Veerabhadran Ramanathan
ILAR Faculty Research Associate
- Profile
Profile
Veerabhadran Ramanathan is a distinguished professor of atmospheric and climate sciences at the UC San Diego Scripps Institution of Oceanography. He has been conducting original research in climate and atmospheric science since the 1970s.
Ramanathan discovered the super greenhouse effect of halo carbons in 1975 and used observations to quantify the large global warming effect of black carbon. He led international field campaigns, developed unmanned aircraft platforms for tracking brown cloud pollution worldwide (Dimming Movie), amid educating and training the next generation of scientists.

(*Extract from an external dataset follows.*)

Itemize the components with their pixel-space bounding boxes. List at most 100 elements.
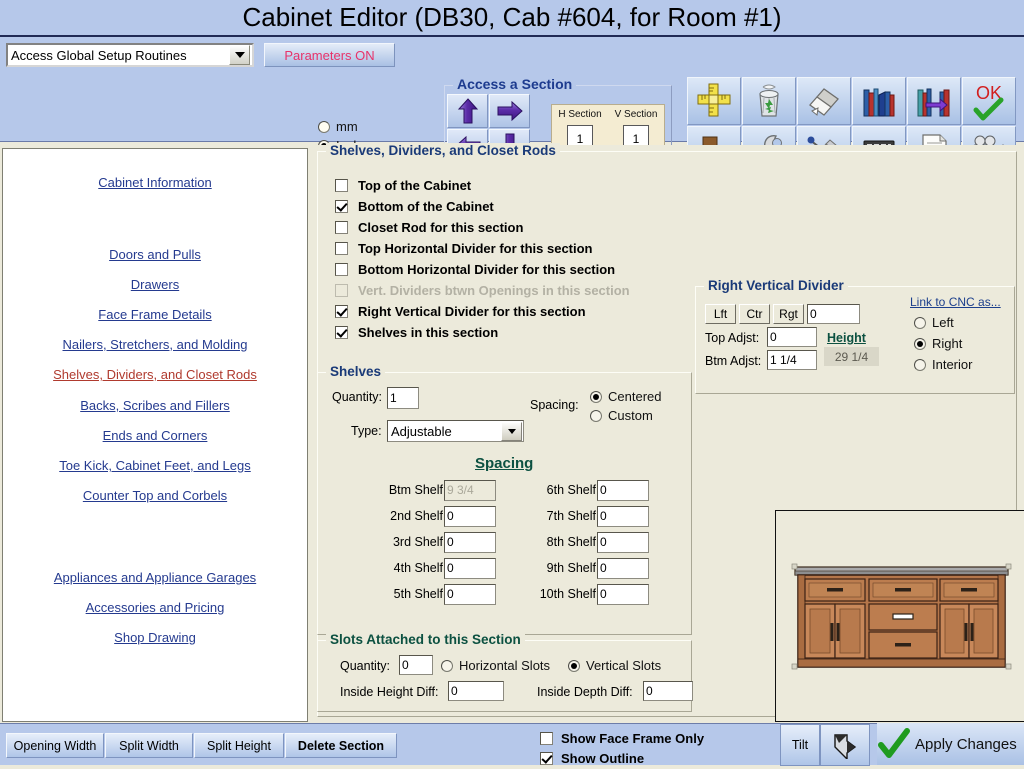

Based in his research, he developed a new approach for mitigating climate change that involves mitigating emissions of four short-lived climate pollutants to drastically reduce near-term warming and slowing down the retreat of the Himalayan glaciers. He now is implementing this new approach in the field. First is Project Surya, a cook-stove project that attempts to eliminate climate-warming pollutants from traditional biomass cooking. Next, he is teaming up with the California Air Resources Board, Intergovernmental Panel on Climate Change Chairman R. K. Pachauri and India-California Air Mitigation Pollution Program, a World Bank-sponsored project to reduce soot emissions from the transportation sector in India.